Xiao Hua is home at last

When one of our volunteer vet nurses, the lovely Anne Letham-White, returned to her native New Zealand, she took with her much more than her amazing memories of her time with us in Chengdu. I asked Anne if she would write down her story of Xiao Hua (Litle Flower) so I could share it with you. So here, in Anne’s own words: 

I first met Xiao Hua in November 2007 when I spent three months working as a volunteer at the Moon Bear Rescue Centre near Chengdu.

She was one of a number of local dogs who lived in houses near the centre and she spent most of her time tied up at the back of her owner’s house in a little corrugated iron shelter with no bedding, no sun and no attention.

As my three months at the rescue centre flew by, I walked and fed Xiao Hua most days and got to know her well. Much as I tried not to, I fell irrevocably in love with her and started plotting ways to get her back to New Zealand.

I investigated the options (quarantine in Hong Kong) and costs (huge) and on the 18th of December 2007, just when I had decided it could be done, disaster struck! As happens with so many lovely dogs and cats in China, she went missing.

We hunted high and low for her for two weeks and on January the 3rd 2008 I flew home to New Zealand fearing the worst.

Fortunately Xiao Hua had other ideas!
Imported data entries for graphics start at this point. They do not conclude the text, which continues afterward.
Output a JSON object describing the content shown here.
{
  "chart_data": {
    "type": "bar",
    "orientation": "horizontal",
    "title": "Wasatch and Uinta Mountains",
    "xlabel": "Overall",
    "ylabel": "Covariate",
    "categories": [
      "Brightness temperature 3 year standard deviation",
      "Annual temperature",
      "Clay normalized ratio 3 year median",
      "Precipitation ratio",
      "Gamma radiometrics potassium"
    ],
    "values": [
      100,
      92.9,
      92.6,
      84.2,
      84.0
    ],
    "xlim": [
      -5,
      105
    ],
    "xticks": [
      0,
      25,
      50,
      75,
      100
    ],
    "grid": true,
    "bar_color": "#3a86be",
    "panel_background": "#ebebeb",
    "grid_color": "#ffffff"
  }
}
Lo and behold after being missing for six weeks, she turned up in late January, very thin, very scared and dejected – but alive! 

I got an excited phone call from Nic and the team in China and, over the moon that she was safe, immediately started arranging her trip to quarantine in Hong Kong.

She was lovingly restored to health by Animals Asia’s vet team and in March 2008 she began her long journey to New Zealand via Hong Kong.

To cut a long story short, the required six-month quarantine period turned into 10 long months due to her testing positive for a couple of parasites – heartworm and babesia.

After a few anxious moments and false starts, she was successfully treated for the heartworm and was retested for babesia with the required negative result. 

On the 29th of January this year, Xiao Hua was finally on her way and after another 30 days’ quarantine in Christchurch, we drove up and picked up our new family member on the 28th of February.

We have had her six weeks now and although she is still a shy dog, she is slowly coming out of her nervous shell and her real personality is starting to emerge.

She loves riding in the car, loves running off-leash (and comes back!), loves the beach and most of all loves cuddles, food and her new bean bag! 

She fits in with our other dogs better than we could ever have hoped and we look forward to a long and happy life for her as the latest canine member of our family.

When I was in my teens, I started a life-long love affair with the James Herriot books and in one of those books is a wonderful character called Mrs Donovan. She rescued a neglected dog called Roy, and as James Herriot says:

‘Mrs Donovan too had her reward; she had a faithful companion by her side every hour of the day and night. But there was more to it than that; she has always had the compulsion to help and heal animals and the salvation of Roy was the high point of her life… a blazing triumph which never dimmed’.